Pour le président de l’Association des écrivains du Sénégal (AES), Alioune Badara Bèye joint par téléphone, « c’est toute l’Afrique qui doit lui rendre hommage ».
« Au niveau des écrivains du Sénégal, nous sommes en train de nous organiser pour participer aux obsèques, préparer une délégation à la dimension de son talent, de sa représentativité au niveau des lettres africaines », a dit M. Bèye.
« Bernard Dadié est un père des lettres africaines. Je l’ai connu dans les années 1974-1975, il m’a été présenté par l’ancien président Amadou Cissé Dia avec lequel il a fait l’école William Ponty », a-t-il ajouté.
Il estime que c’est « l’un des plus grands dramaturges, doublé d’un poète et d’un essayiste, parce que la plupart de ses œuvres ont été traduites en anglais, français, arabe, etc. ».
Le président de l’AES note que l’écrivain ivoirien entretenait de bonnes relations avec ses homologues sénégalais.

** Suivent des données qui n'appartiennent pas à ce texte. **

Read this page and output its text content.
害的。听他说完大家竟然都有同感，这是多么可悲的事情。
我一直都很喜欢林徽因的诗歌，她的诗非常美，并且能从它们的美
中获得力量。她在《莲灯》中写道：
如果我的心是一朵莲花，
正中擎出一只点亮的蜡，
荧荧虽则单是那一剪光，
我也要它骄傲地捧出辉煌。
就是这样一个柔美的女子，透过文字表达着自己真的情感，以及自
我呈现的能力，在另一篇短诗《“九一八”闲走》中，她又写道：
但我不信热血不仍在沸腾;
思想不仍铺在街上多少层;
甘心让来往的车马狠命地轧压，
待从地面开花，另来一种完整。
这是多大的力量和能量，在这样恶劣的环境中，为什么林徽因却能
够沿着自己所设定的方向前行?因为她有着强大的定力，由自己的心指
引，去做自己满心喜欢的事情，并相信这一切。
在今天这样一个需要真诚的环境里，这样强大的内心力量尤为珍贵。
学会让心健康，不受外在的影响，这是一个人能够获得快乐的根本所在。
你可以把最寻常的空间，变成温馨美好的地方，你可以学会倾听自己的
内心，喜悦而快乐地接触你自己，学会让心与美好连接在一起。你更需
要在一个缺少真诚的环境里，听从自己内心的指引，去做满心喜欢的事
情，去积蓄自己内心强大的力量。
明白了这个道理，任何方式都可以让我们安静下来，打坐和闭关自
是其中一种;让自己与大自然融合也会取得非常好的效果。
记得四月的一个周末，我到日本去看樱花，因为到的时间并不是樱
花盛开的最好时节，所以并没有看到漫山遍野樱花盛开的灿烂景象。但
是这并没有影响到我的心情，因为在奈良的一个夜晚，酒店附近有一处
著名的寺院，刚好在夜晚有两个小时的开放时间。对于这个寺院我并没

« Il était plus âgé que nous, mais il a été très ouvert envers la nouvelle génération. Il me faisait l’honneur de me recevoir à chaque passage en Côte d’Ivoire. Il était ministre des Affaires Culturelles de la Côte d’Ivoire et chaque fois qu’il avait l’occasion, il venait nous rendre visite à Dakar. Il venait voir Birago Diop (écrivain sénégalais) de son vivant », se rappelle Alioune Badara Bèye.
L’auteur Bernard Binlin-Dadié s’accompagnait avec Birago Diop, Amadou Cissé Dia et Léopold Sédar Senghor même si « ce dernier était plus âgé que lui », souligne Bèye.
Tous ces écrivains de la première génération étaient des « contemporains des lettres », fait valoir le dramaturge sénégalais.
Bernard Binlin-Dadié était souvent invité à Dakar à l’occasion des premières éditions de la Biennale des arts et lettres de Dakar, notamment celles de 1990 et 1992.
« Il y a quelques années, il était invité de la Foire du livre de Dakar et lors des premières biennales de Dakar où il faisait partie des invités de marque », se rappelle Alioune Badara Bèye.
L’auteur de « Pagne noir-Contes africains », ouvrage publié en 1955, est membre fondateur de « PEN » (poètes, essayistes et nouvellistes) Côte d’Ivoire dans les années 1978-1980.
On compte parmi sa riche publication, des ouvrages majeurs tels que « Climbié » (1956), le recueil de poème « La ronde des jours » (1956), le roman « Un Nègre à Paris » (1959, « Monsieur Thögö-Gnini » (1970), « Les voix dans le vent » (1970), etc.
Bernard Binlin-Dadié disait écrire pour « écarter les ténèbres et ouvrir, à chacun, des fenêtres sur le monde ».
Bernard Binlin-Dadié a reçu de nombreuses distinctions. L’une des toutes dernières est le Prix « UNAM-Jaime Torres Bodet » décerné par l’UNESCO en 2016.
En reconnaissance de son talent, le ministère ivoirien de la Culture et de la francophonie a parrainé sa candidature au « Prix Nobel de littérature » et créé des prix littéraires portant son nom, « Le Grand Prix national Bernard Dadié de littérature » et le « Prix national Bernard Dadié du jeune écrivain ».